Film personalities associated with the Orson Welles Cinema include the first house manager, future actor Tommy Lee Jones, during the spring of his senior year at nearby Harvard University. Producer-screenwriter John Semper (Class Act, Spider-Man) was an employee, as was the Brazilian film composer Pancho Sáenz, future writer-director Martha Pinson and future sound editor David E. Stone.

The career of writer-producer Fred Barron began in 1975 when he used the history of Cambridge's The Real Paper as the basis for a screenplay, Between the Lines. When Joan Micklin Silver brought Hester Street (1975) to the Welles Cinema, she was joined at the Welles Restaurant by Barron and others. When someone asked what she would direct next, she answered that she was looking at screenplays. Barron stood up, left the restaurant and returned with his screenplay. The success of Between the Lines (1977) led to a short-lived television series, also titled Between the Lines.

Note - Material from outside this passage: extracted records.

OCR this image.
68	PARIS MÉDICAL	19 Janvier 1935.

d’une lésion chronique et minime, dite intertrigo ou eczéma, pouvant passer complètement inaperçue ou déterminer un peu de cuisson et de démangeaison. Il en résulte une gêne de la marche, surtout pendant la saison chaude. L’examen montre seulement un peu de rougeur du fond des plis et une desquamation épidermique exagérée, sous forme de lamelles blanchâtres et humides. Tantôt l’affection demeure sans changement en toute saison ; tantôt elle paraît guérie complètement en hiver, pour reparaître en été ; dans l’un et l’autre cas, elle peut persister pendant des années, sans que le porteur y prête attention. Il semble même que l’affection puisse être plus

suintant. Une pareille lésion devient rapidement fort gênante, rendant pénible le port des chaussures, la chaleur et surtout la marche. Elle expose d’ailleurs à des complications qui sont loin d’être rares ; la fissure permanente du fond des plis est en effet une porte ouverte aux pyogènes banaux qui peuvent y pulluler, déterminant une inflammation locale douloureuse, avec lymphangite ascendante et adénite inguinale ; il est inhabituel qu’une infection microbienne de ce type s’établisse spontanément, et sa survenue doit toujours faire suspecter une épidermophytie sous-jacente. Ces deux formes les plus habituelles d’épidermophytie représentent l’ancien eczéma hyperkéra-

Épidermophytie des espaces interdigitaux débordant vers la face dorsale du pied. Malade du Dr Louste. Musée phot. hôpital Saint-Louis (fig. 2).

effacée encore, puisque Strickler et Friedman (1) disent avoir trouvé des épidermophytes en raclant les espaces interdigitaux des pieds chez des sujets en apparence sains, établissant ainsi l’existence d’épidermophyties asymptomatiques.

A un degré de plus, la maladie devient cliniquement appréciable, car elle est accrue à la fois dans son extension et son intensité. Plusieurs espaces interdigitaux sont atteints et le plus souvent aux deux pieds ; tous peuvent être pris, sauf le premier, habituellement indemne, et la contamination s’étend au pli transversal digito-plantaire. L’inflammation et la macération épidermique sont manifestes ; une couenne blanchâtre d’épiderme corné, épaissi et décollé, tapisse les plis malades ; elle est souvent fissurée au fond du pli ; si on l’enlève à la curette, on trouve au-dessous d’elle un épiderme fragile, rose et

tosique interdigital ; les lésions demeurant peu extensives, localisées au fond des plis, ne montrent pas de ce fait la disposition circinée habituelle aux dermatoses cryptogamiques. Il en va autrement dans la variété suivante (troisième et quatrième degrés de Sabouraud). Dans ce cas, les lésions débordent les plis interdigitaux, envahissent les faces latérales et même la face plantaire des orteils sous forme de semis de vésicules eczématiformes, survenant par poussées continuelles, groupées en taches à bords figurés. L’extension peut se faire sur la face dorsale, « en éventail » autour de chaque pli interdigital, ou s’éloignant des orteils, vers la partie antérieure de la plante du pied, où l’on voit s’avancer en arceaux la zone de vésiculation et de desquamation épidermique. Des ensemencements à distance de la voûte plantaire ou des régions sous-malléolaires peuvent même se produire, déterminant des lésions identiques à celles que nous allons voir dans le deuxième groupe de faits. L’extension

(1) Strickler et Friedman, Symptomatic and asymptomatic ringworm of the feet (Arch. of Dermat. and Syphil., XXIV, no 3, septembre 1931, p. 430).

On January 2, 1975, Nicholas Ray appeared at the Welles for a Q&A session after the showing of the David Helpern documentary, I’m a Stranger Here Myself. Other filmmakers and musicians who made personal appearances or visited at the Welles Cinema included Orson Welles himself, Peter Bogdanovich, Edward Dmytryk, Ed Emshwiller, Jean Eustache, Gary Graver, Jean-Pierre Léaud, Jim McBride, Vincente Minnelli, George A. Romero, Harold Russell, François Truffaut and Neil Young. After Steven Lisberger premiered his Cosmic Cartoon (1973) at the Welles, the animated short received a Student Academy Award nomination, and he went on to make Animalympics and Tron. Rob Morris, former film intern, busboy, and waiter (for the restaurant next door) started a two-man company that created the first commercial multimedia computer system in the mid-1980s.